Why is the GNU scientific library matrix multiplication slower than numpy.matmul?
TL;DR: the C++ code and Numpy do not use the same matrix-multiplication library.
The matrix multiplication of the GSL library is not optimized. On my machine, it runs sequentially, does not use SIMD instructions (SSE/AVX), does not efficiently unroll the loops to perform register tiling. I also suspect it also does not use the CPU cache efficiently due to the lack of tiling. These optimizations are critical to achieve high-performance and widely used in fast linear algebra libraries.

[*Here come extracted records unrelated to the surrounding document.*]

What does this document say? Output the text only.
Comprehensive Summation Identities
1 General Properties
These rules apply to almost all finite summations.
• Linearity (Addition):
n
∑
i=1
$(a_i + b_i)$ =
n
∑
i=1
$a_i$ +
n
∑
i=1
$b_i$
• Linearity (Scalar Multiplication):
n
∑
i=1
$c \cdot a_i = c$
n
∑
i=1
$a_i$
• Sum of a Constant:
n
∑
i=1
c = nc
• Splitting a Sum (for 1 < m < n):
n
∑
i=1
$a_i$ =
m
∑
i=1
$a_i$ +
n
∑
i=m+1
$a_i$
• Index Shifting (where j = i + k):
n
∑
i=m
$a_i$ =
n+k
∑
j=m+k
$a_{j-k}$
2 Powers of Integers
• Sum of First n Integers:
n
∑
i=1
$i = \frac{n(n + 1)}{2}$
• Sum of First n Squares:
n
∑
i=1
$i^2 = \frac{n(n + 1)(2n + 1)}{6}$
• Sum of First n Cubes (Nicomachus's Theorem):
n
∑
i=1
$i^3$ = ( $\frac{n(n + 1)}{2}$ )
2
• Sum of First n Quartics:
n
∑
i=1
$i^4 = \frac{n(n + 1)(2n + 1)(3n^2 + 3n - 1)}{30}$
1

Numpy uses a BLAS library installed on your machine. On many Linux platform, its uses OpenBLAS or the Intel MKL. Both are very fast (they use all the methods described above) and should run in parallel.
You can find which implementation of BLAS is used by Numpy here. On my Linux machine, Numpy use by default CBLAS which internally use OpenBLAS (OpenBLAS is strangely not directly detected by Numpy).
There are many fast parallel BLAS implementations (GotoBLAS, ATLAS, BLIS, etc.). The open-source BLIS library is great because its matrix multiplication is very fast on many different architectures.
As a result, the simplest way to improve your C++ code is to use the cblas_sgemm
CBLAS function and link a fast BLAS library like OpenBLAS or BLIS for example.
For more information:
One simple way to see how bad the GSL perform is to use a profiler (like perf on Linux or VTune on Windows). In your case Linux perf, report that >99% of the time is spent in libgslcblas.so
(ie. the GSL library). More specifically, most of the execution time is spent in this following assembly loop:
250: movss (%rdx),%xmm1 add $0x4,%rax add $0x4,%rdx mulss %xmm2,%xmm1 # scalar instructions addss -0x4(%rax),%xmm1 movss %xmm1,-0x4(%rax) cmp %rax,%r9 ↑ jne 250
As for Numpy, 99% of its time is spent in libopenblasp-r0.3.13.so
(ie. the OpenBLAS library). More specifically in the following assembly code of the function dgemm_kernel_HASWELL
:
110: lea 0x80(%rsp),%rsi add $0x60,%rsi mov %r12,%rax sar $0x3,%rax cmp $0x2,%rax ↓ jl d26 prefetcht0 0x200(%rdi) # Data prefetching vmovups -0x60(%rsi),%ymm1 prefetcht0 0xa0(%rsi) vbroadcastsd -0x80(%rdi),%ymm0 # Fast SIMD instruction (AVX) prefetcht0 0xe0(%rsi) vmovups -0x40(%rsi),%ymm2 prefetcht0 0x120(%rsi) vmovups -0x20(%rsi),%ymm3 vmulpd %ymm0,%ymm1,%ymm4 prefetcht0 0x160(%rsi) vmulpd %ymm0,%ymm2,%ymm8 vmulpd %ymm0,%ymm3,%ymm12 prefetcht0 0x1a0(%rsi) vbroadcastsd -0x78(%rdi),%ymm0 vmulpd %ymm0,%ymm1,%ymm5 vmulpd %ymm0,%ymm2,%ymm9 [...]
We can clearly see that the GSL code is not optimized (because of the scalar code and the naive simple loop) and that OpenBLAS code is optimized as it uses at least wide SIMD instructions, data prefetching and loop unroling. Note that the executed OpenBLAS code is not optimal as it could use the FMA instructions available on my processor.